Blood on Jamie’s hands, and the white sheets of Kristina’s bed, and the wall beside it.
Blood in the streets of Manhattan . . .
Blood everywhere. So much blood.
I still can’t believe it.
Right before Jamie’s eyes, on a beautiful September morning, the very images that had been pure fantasy for so long blazed to life—although “life” seems to be the wrong term. The polar opposite, really—it was death that was all around.
Disembodied limbs, a head whose eyes were fixed in horror, a stranger’s severed torso spilling entrails . . .
Or was that Kristina Haines?
Jamie can’t remember, exactly, what happened outside during the day and what happened later, much later, in the middle of the night in Kristina’s apartment.

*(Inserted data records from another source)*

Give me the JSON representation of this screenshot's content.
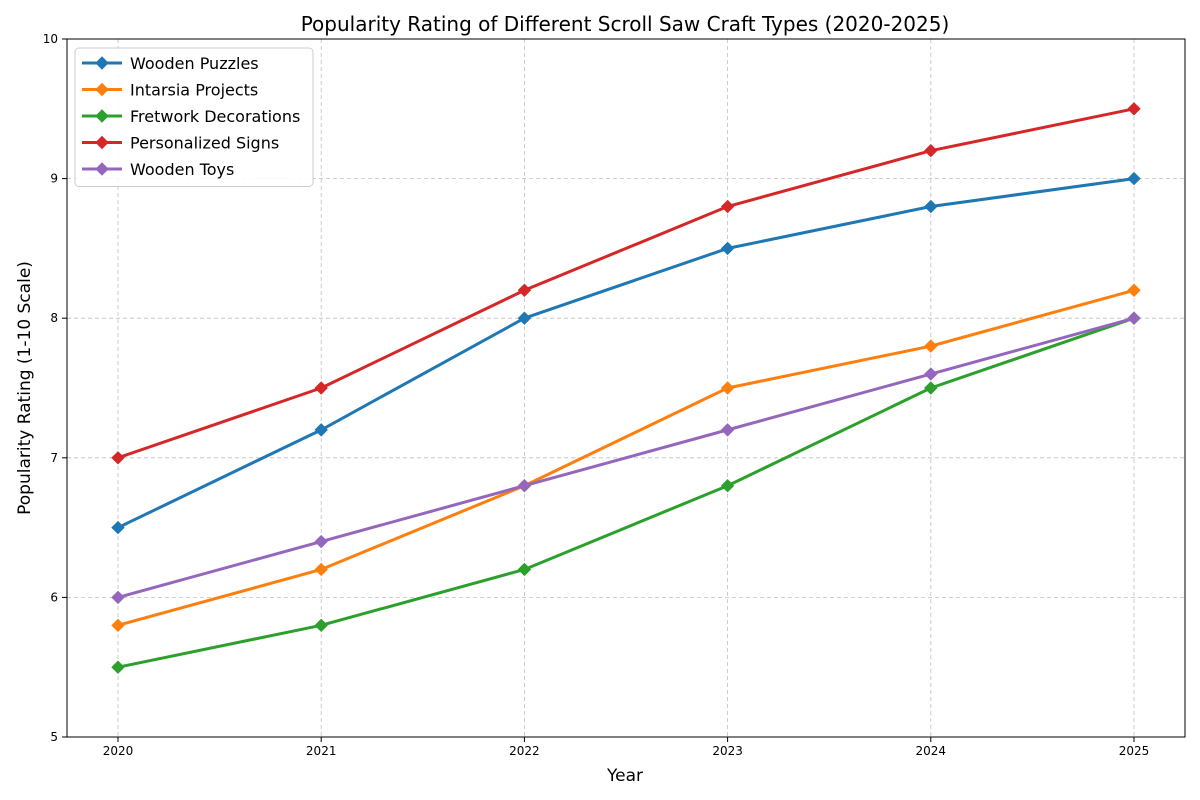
{
  "chart_data": {
    "type": "line",
    "title": "Popularity Rating of Different Scroll Saw Craft Types (2020-2025)",
    "xlabel": "Year",
    "ylabel": "Popularity Rating (1-10 Scale)",
    "x": [
      "2020",
      "2021",
      "2022",
      "2023",
      "2024",
      "2025"
    ],
    "ylim": [
      5,
      10
    ],
    "yticks": [
      5,
      6,
      7,
      8,
      9,
      10
    ],
    "grid": true,
    "legend_position": "top-left",
    "marker": "diamond",
    "series": [
      {
        "name": "Wooden Puzzles",
        "color": "#1f77b4",
        "values": [
          6.5,
          7.2,
          8.0,
          8.5,
          8.8,
          9.0
        ]
      },
      {
        "name": "Intarsia Projects",
        "color": "#ff7f0e",
        "values": [
          5.8,
          6.2,
          6.8,
          7.5,
          7.8,
          8.2
        ]
      },
      {
        "name": "Fretwork Decorations",
        "color": "#2ca02c",
        "values": [
          5.5,
          5.8,
          6.2,
          6.8,
          7.5,
          8.0
        ]
      },
      {
        "name": "Personalized Signs",
        "color": "#d62728",
        "values": [
          7.0,
          7.5,
          8.2,
          8.8,
          9.2,
          9.5
        ]
      },
      {
        "name": "Wooden Toys",
        "color": "#9467bd",
        "values": [
          6.0,
          6.4,
          6.8,
          7.2,
          7.6,
          8.0
        ]
      }
    ]
  }
}
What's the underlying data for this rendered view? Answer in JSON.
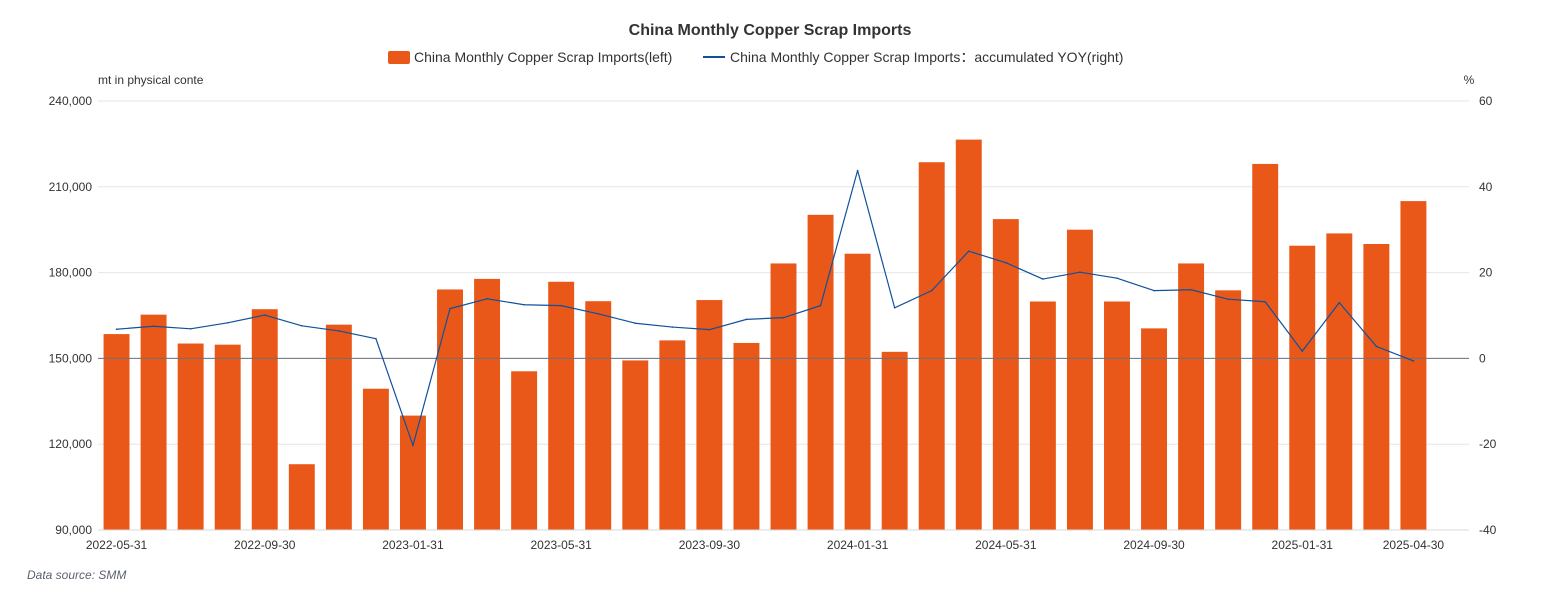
{
  "chart_data": {
    "type": "bar",
    "title": "China Monthly Copper Scrap Imports",
    "legend": {
      "placement": "top-center"
    },
    "y_left": {
      "name": "mt in physical conte",
      "min": 90000,
      "max": 240000,
      "ticks": [
        90000,
        120000,
        150000,
        180000,
        210000,
        240000
      ],
      "tick_labels": [
        "90,000",
        "120,000",
        "150,000",
        "180,000",
        "210,000",
        "240,000"
      ]
    },
    "y_right": {
      "name": "%",
      "min": -40,
      "max": 60,
      "ticks": [
        -40,
        -20,
        0,
        20,
        40,
        60
      ],
      "tick_labels": [
        "-40",
        "-20",
        "0",
        "20",
        "40",
        "60"
      ]
    },
    "x_tick_labels": [
      {
        "index": 0,
        "label": "2022-05-31"
      },
      {
        "index": 4,
        "label": "2022-09-30"
      },
      {
        "index": 8,
        "label": "2023-01-31"
      },
      {
        "index": 12,
        "label": "2023-05-31"
      },
      {
        "index": 16,
        "label": "2023-09-30"
      },
      {
        "index": 20,
        "label": "2024-01-31"
      },
      {
        "index": 24,
        "label": "2024-05-31"
      },
      {
        "index": 28,
        "label": "2024-09-30"
      },
      {
        "index": 32,
        "label": "2025-01-31"
      },
      {
        "index": 35,
        "label": "2025-04-30"
      }
    ],
    "categories": [
      "2022-05-31",
      "2022-06-30",
      "2022-07-31",
      "2022-08-31",
      "2022-09-30",
      "2022-10-31",
      "2022-11-30",
      "2022-12-31",
      "2023-01-31",
      "2023-02-28",
      "2023-03-31",
      "2023-04-30",
      "2023-05-31",
      "2023-06-30",
      "2023-07-31",
      "2023-08-31",
      "2023-09-30",
      "2023-10-31",
      "2023-11-30",
      "2023-12-31",
      "2024-01-31",
      "2024-02-29",
      "2024-03-31",
      "2024-04-30",
      "2024-05-31",
      "2024-06-30",
      "2024-07-31",
      "2024-08-31",
      "2024-09-30",
      "2024-10-31",
      "2024-11-30",
      "2024-12-31",
      "2025-01-31",
      "2025-02-28",
      "2025-03-31",
      "2025-04-30",
      "2025-05-31"
    ],
    "series": [
      {
        "name": "China Monthly Copper Scrap Imports(left)",
        "type": "bar",
        "axis": "left",
        "color": "#e95818",
        "values": [
          158500,
          165300,
          155200,
          154800,
          167200,
          113000,
          161800,
          139400,
          130000,
          174100,
          177800,
          145500,
          176800,
          170000,
          149300,
          156300,
          170400,
          155400,
          183200,
          200200,
          186600,
          152300,
          218600,
          226500,
          198700,
          169900,
          195000,
          169900,
          160500,
          183200,
          173800,
          218000,
          189400,
          193700,
          190000,
          205000,
          null
        ]
      },
      {
        "name": "China Monthly Copper Scrap Imports：accumulated YOY(right)",
        "type": "line",
        "axis": "right",
        "color": "#10519a",
        "values": [
          6.8,
          7.5,
          6.9,
          8.3,
          10.1,
          7.6,
          6.4,
          4.6,
          -20.3,
          11.6,
          13.9,
          12.5,
          12.3,
          10.4,
          8.2,
          7.3,
          6.7,
          9.1,
          9.5,
          12.3,
          43.8,
          11.8,
          15.8,
          25.0,
          22.3,
          18.5,
          20.1,
          18.7,
          15.8,
          16.0,
          13.8,
          13.2,
          1.7,
          13.0,
          2.8,
          -0.6,
          null
        ]
      }
    ]
  },
  "source_note": "Data source:  SMM"
}
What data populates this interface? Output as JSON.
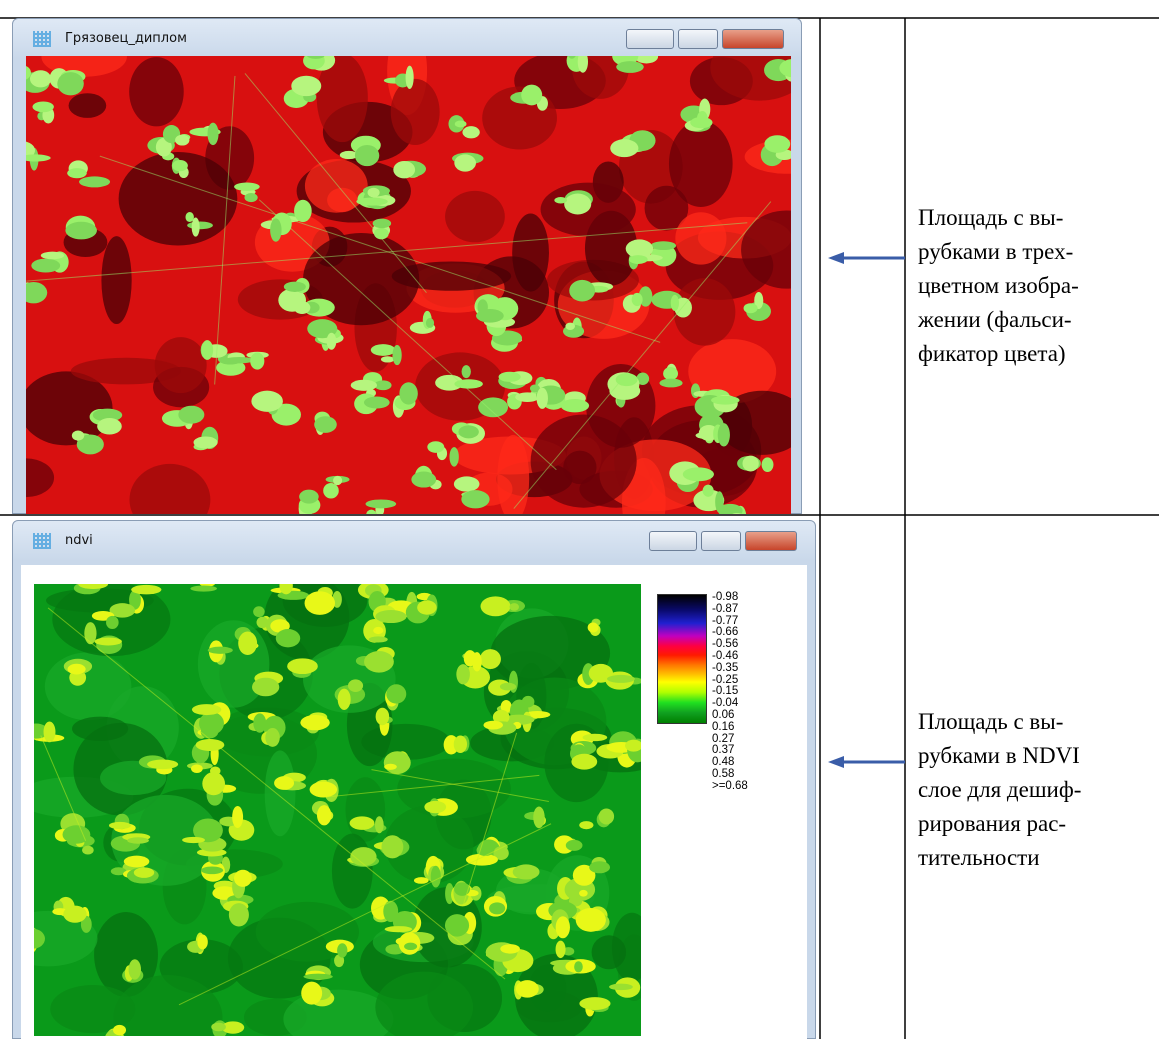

Bloody guts on the streets . . . or bloody guts on the sheets?
Grinning broadly, Jamie repeats the thought aloud, in a singsong whisper, like a recitation from a Seuss-gone-wrong children’s picture book.
“Bloody guts on the streets . . . bloody guts on the sheets . . . I do not like them, Sam I am.” Grinning, Jamie looks up into the mirror above the sink. “Oh, but I do. I do like them, Sam . . . I . . . am . . . not.”
Funny how you manage to forget; how you can look in the mirror and be caught off guard by your own reflection.
But this is me. Jamie turns off the tap and reaches for a towel. This is me, for the time being.
The sink has to be wiped down. When it’s dry and clean, not a trace of blood, Jamie checks to make sure that nice little souvenir is still safely wrapped in a plastic bag. Yes. Good. No one would ever know it was there: no visible back pocket bumps, no telltale stains oozing through the fabric.
It’s time to leave the bathroom; time to rest. It’s been such a long day that it’s hard to remember what it was like before everything went crazy . . .
Before fantasy melded with reality; before the grisly chaos so long pent up inside Jamie’s head exploded in the real world, before the exhilarating realization that it was okay to finally act on another long-forbidden urge.
It was okay, though. Punishing Kristina was the right thing to do.
But it’s not just that. Maybe it started out that way—teaching her a lesson because she was mean to Jerry—but it was more than that.
On this particular day . . . night . . . morning . . . the old rules don’t matter anymore.